Molecular species composition of [¹⁴C]glycerol backbone-labeled PC, DAG, and TAG. Molecular species are as defined in Figure 1. [¹⁴C]Glycerol-labeled molecular species represent backbone labeling only (acyl chain labeling has been subtracted; black bars). Molecular species were determined at the earliest time point with enough radioactivity for analysis. The endogenous molecular species compositions are from Figure 1 (white bars). A, Six minute labeled DAG; B, 6 min labeled PC; C, 30 min labeled TAG. Additional 10- and 30-min time points for molecular species of DAG and PC are shown in Supplemental Figure S6.

Figure 9.

Representative flux models for TAG synthesis. A more extensive set of models that were tested by pool filling simulations of kinetic labeling experiments is shown in Supplemental Figure S9.

Figure 10.

Soybean TAG synthesis acyl flux model. The assumptions and flux calculations are presented online. The model follows 100 mol of newly synthesized FA in the plastid through the major fluxes of lipid metabolism such that the final accumulations of FAs are TAG, 93 mol; PC, 3.6 mol; DAG, 1.4 mol; and other lipids, 2 mol. Other membrane lipids in soybean embryos are mostly PE and PI. The arrows indicate the fluxes, with the major metabolite pools proposed from kinetic analysis highlighted in gray. Dashed arrows represent uncertainty for that reaction. The black numbers represent total net steady-state fluxes or flux ranges as calculated online. The arrows highlighted in blue and red represent the major initial fluxes of newly synthesized FA as measured by [¹⁴C]acetate labeling.

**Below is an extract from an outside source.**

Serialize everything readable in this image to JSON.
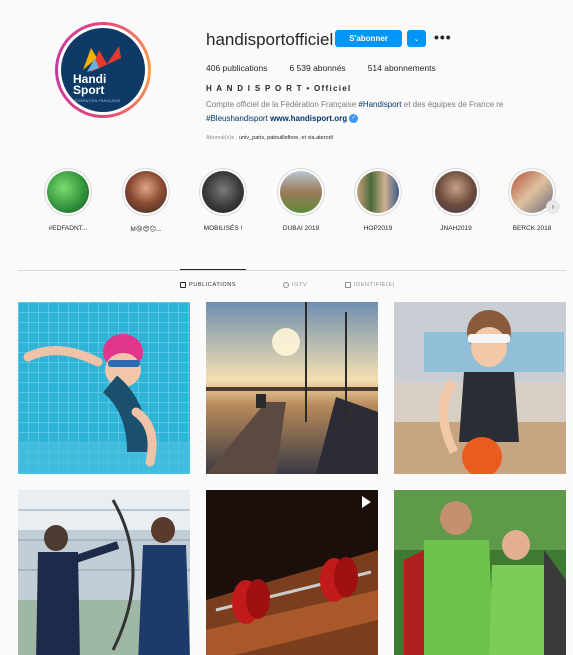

Blue arrows represent fluxes where nascent and endogenous acyl groups mix, while red arrows indicate only nascent FA. The red numbers represent the initial accumulation of nascent FA into the major labeled glycerolipids PC, DAG, and TAG, which together accumulate approximately 85% of initial FA. Approximately 15% of nascent FA initially accumulates in lipids other than PC, DAG, and TAG. The asterisks represent small fluxes of acyl groups to these other lipids, for which products and/or mass flux analysis have not been determined.